Documentation forAccess Rights Manager

Assign the administration of access rights to a Data Owner

Background / Value

One of the most important processes in improving the security situation in your organization is the delegation of access rights to managers and team leads. As an Administrator you can, in close coordination with management, nominate Data Owners and assign resources. This has the distinct advantage that management decides who should have access to what information and is involved in the process of access rights assignment.

 

Decentralize security expertise and transfer the responsibility for directory management to data owners.

organigramm

 

Define data owners and assign resources

Background / Value

Data Owners and Managers have the responsibility to protect digital resources in their departments. ARM allows you to delegate this individual responsibility effectively. The following example shows a typical configuration.

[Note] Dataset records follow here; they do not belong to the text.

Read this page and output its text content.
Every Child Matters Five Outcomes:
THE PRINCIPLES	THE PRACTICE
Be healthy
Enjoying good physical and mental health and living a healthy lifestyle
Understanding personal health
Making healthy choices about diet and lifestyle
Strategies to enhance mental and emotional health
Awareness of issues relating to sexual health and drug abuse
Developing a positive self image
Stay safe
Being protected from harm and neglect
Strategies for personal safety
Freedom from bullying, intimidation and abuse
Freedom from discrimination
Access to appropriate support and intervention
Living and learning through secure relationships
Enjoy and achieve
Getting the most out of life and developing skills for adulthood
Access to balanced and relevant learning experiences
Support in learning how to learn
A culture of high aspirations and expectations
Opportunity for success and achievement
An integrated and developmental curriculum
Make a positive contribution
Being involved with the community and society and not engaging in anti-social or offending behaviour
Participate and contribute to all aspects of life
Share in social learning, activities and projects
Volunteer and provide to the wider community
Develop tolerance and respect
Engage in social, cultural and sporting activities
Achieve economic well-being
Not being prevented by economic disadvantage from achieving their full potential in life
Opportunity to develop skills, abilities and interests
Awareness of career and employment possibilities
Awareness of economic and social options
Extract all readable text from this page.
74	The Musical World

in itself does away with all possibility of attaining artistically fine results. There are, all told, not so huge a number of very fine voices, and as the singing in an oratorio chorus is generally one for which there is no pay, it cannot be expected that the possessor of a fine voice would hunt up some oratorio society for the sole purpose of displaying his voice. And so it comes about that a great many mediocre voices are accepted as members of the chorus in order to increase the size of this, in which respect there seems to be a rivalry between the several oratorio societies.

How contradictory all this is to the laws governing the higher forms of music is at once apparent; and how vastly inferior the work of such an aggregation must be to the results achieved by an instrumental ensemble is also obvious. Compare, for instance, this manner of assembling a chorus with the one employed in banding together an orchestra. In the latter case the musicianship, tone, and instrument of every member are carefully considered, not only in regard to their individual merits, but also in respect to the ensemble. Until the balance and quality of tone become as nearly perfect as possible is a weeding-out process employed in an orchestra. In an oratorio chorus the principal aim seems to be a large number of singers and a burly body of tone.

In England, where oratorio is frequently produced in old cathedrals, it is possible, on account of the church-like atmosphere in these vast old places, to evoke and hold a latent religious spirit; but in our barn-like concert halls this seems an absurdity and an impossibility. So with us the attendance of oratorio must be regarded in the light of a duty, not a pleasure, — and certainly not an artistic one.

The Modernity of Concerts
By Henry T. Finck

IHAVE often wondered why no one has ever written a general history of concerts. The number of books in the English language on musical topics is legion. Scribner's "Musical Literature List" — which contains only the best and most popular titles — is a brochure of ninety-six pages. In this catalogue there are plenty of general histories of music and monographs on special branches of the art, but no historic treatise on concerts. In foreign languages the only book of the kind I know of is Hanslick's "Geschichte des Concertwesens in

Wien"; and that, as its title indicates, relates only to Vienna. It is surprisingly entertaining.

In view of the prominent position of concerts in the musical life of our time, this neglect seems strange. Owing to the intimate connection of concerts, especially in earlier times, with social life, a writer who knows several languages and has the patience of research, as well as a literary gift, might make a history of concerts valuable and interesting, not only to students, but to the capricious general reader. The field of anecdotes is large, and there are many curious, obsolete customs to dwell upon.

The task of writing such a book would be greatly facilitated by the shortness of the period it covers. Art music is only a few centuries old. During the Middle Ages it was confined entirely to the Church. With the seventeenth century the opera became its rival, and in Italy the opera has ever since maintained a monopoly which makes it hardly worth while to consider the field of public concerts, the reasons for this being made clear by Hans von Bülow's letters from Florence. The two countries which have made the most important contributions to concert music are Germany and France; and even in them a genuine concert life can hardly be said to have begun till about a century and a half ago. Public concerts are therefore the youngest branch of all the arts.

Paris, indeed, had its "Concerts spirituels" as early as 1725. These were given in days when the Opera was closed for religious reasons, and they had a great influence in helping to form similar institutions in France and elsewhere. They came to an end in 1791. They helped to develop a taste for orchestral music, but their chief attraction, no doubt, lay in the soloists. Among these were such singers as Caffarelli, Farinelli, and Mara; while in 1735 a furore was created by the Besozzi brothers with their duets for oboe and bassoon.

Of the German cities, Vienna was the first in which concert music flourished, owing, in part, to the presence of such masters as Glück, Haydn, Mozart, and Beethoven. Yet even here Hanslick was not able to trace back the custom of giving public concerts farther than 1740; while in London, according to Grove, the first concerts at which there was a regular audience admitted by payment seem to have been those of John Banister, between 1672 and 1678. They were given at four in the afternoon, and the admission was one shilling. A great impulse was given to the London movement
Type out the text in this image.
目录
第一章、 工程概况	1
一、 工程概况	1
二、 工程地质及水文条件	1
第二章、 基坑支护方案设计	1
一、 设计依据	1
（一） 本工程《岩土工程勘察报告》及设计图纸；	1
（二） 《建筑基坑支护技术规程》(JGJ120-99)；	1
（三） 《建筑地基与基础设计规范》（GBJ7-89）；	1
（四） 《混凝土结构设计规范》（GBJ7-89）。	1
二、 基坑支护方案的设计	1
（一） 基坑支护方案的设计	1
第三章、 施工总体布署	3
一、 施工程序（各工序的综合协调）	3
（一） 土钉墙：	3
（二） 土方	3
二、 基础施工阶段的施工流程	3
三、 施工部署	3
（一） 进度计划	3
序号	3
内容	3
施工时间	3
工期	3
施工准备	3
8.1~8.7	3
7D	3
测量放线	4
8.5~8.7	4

These settings can be found in the ARM configuration application. You can find more detailed information in the chapters Manage ARM users and Data Owner.

 

Step-by-step process

Start the ARM configuration application and select "Data Owner".

 

  1. Create an organizational category, for example "Marketing".
  2. Select the newly created category.
  3. Use the search field to find the desired account.
  4. Use drag & drop to move the account to the column "Data Owner".
  5. Select the desired role in the column "User role".

 

D002-03 EN Einen Data Owner definieren und ihm Ressourcen zuweisen

  1. Use drag & drop to move resources out of the "Resource selection" into the "Resources" section. You are also able to search for resources.
  2. Mark the resources as "requestable" in GrantMA.
  3. Mark the resources as "visible".
  4. Mark the resources as "changeable".

 

Enable data owners to manage permissions

Background / Value

ARM allows you to delegate different roles and responsibilities relating to user management. We recommend starting with a simple definition of a Data Owner. This Data Owner is able to see and change access rights to file servers for their employees and areas of responsibility.

These settings can be found in the ARM configuration application. You can find detailed information in the chapter Manage ARM users and Data Owner.